Police and Thief

This problem is translated from the 2024 International Olympiad in Informatics Representative Student Selection Contest (1st Round) T3 "Police and Thief".

KOI Village consists of N houses (numbered from 0 to N-1) connected by N-1 bidirectional roads forming a tree. For each road i (0 ≤ i ≤ N-2), it connects house A[i] and house B[i] and has a length of D[i] meters.

There are Q scenarios. In scenario j (0 ≤ j ≤ Q-1):

• The police starts from house P[j] with maximum speed V1[j] m/s.
• The thief starts from house T[j] with maximum speed V2[j] m/s. (P[j] ≠ T[j])

Both police and thief may move arbitrarily along the tree (houses are points and roads are line segments). They can choose to move at any speed not exceeding their maximum speed and may even choose to remain still. They have complete information about each other’s positions and speeds at all times.

The police and the thief adopt optimal strategies – the police minimizes the catch time and the thief maximizes it. It can be proved that under these optimal strategies the thief is caught in finite time.

The key observation is that, along the unique shortest path between houses, if the police and thief choose strategies so that they meet at a point M on that path then the time until capture is given by solving:

$$\frac{d(P,M)}{V1} = \frac{d(T,M)}{V2}.$$

This gives d(P,M) = \frac{V1}{V1+V2}\,d(P,T) and d(T,M) = \frac{V2}{V1+V2}\,d(P,T), so the capture time is

$$T = \frac{d(P,M)}{V1} = \frac{d(P,T)}{V1+V2}.$$

Here, \(d(P,T)\) is the distance between the police’s and thief’s starting houses along the tree.

Your task is to implement the function police_thief which, given the village’s roads and the scenarios, returns for each scenario a fraction representing the time (in seconds) until the thief is caught.

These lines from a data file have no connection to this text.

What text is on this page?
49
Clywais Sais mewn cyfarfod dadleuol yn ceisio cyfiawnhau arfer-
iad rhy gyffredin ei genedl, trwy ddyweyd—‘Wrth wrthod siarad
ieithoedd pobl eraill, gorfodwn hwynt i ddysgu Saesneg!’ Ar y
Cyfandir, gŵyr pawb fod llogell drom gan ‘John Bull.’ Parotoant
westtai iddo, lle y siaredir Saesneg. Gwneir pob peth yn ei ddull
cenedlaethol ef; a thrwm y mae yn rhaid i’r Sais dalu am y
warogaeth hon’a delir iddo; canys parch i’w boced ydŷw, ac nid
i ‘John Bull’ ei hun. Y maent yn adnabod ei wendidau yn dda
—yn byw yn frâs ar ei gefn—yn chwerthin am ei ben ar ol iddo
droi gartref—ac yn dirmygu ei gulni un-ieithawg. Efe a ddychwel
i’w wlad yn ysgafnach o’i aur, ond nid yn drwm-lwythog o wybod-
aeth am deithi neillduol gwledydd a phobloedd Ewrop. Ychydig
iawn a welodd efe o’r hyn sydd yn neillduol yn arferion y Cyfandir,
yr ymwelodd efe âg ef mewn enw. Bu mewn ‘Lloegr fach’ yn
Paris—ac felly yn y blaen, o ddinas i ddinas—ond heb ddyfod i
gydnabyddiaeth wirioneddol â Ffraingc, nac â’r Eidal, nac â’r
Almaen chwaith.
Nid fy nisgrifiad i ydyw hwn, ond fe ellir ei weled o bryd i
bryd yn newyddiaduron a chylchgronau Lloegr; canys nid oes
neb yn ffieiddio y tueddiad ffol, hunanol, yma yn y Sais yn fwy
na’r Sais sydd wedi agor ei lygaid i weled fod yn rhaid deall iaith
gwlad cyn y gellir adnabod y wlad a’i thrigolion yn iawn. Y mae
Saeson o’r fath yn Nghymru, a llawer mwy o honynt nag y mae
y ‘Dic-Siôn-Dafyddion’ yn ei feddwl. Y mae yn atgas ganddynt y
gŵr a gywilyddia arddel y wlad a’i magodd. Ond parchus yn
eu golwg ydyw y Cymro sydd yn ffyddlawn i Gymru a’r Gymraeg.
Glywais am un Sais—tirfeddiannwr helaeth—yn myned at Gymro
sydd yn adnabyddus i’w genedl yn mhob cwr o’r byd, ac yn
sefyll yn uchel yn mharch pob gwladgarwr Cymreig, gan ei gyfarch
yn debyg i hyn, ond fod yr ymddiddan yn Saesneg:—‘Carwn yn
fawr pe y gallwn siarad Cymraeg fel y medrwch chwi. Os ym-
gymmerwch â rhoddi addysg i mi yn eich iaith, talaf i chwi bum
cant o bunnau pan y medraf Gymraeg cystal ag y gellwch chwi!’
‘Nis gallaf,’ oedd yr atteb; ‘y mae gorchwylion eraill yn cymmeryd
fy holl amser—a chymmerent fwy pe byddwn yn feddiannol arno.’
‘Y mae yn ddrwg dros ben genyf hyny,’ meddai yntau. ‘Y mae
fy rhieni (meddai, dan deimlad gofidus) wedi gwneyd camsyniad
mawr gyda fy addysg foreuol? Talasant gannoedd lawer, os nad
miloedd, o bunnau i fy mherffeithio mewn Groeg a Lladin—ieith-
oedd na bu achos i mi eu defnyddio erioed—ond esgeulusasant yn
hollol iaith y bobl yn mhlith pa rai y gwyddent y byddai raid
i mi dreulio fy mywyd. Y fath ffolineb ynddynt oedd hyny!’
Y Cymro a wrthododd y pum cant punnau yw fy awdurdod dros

The fraction for scenario j is represented as C[j][0] / C[j][1]. Although the fraction does not have to be in simplest form, both C[j][0] and C[j][1] must be integers between 1 and 10¹⁸.

inputFormat

The function receives the following parameters:

• A, B, D: integer arrays of length N-1. For each road i, the road connects house A[i] and house B[i] and has length D[i] meters.
• P, V1, T, V2: integer arrays of length Q. For scenario j, the police starts at house P[j] with maximum speed V1[j] m/s, and the thief starts at house T[j] with maximum speed V2[j] m/s.

You should implement the following function signature (using the appropriate language syntax):

// C++ example:
std::vector<std::array> police_thief(std::vector A, std::vector B, std::vector D, std::vector P, std::vector V1, std::vector T, std::vector V2);

outputFormat

The function should return an array (of length Q) where each element is an array of 2 integers. For scenario j, if the capture time is given by the fraction C[j][0] / C[j][1] (in seconds), then both C[j][0] and C[j][1] must be between 1 and 10¹⁸. The fraction need not be in simplest terms.

sample

N = 3
A = [0, 1]
B = [1, 2]
D = [3, 4]
Q = 2
P = [0, 2]
V1 = [5, 6]
T = [2, 0]
V2 = [3, 2]

[[7,8], [7,8]]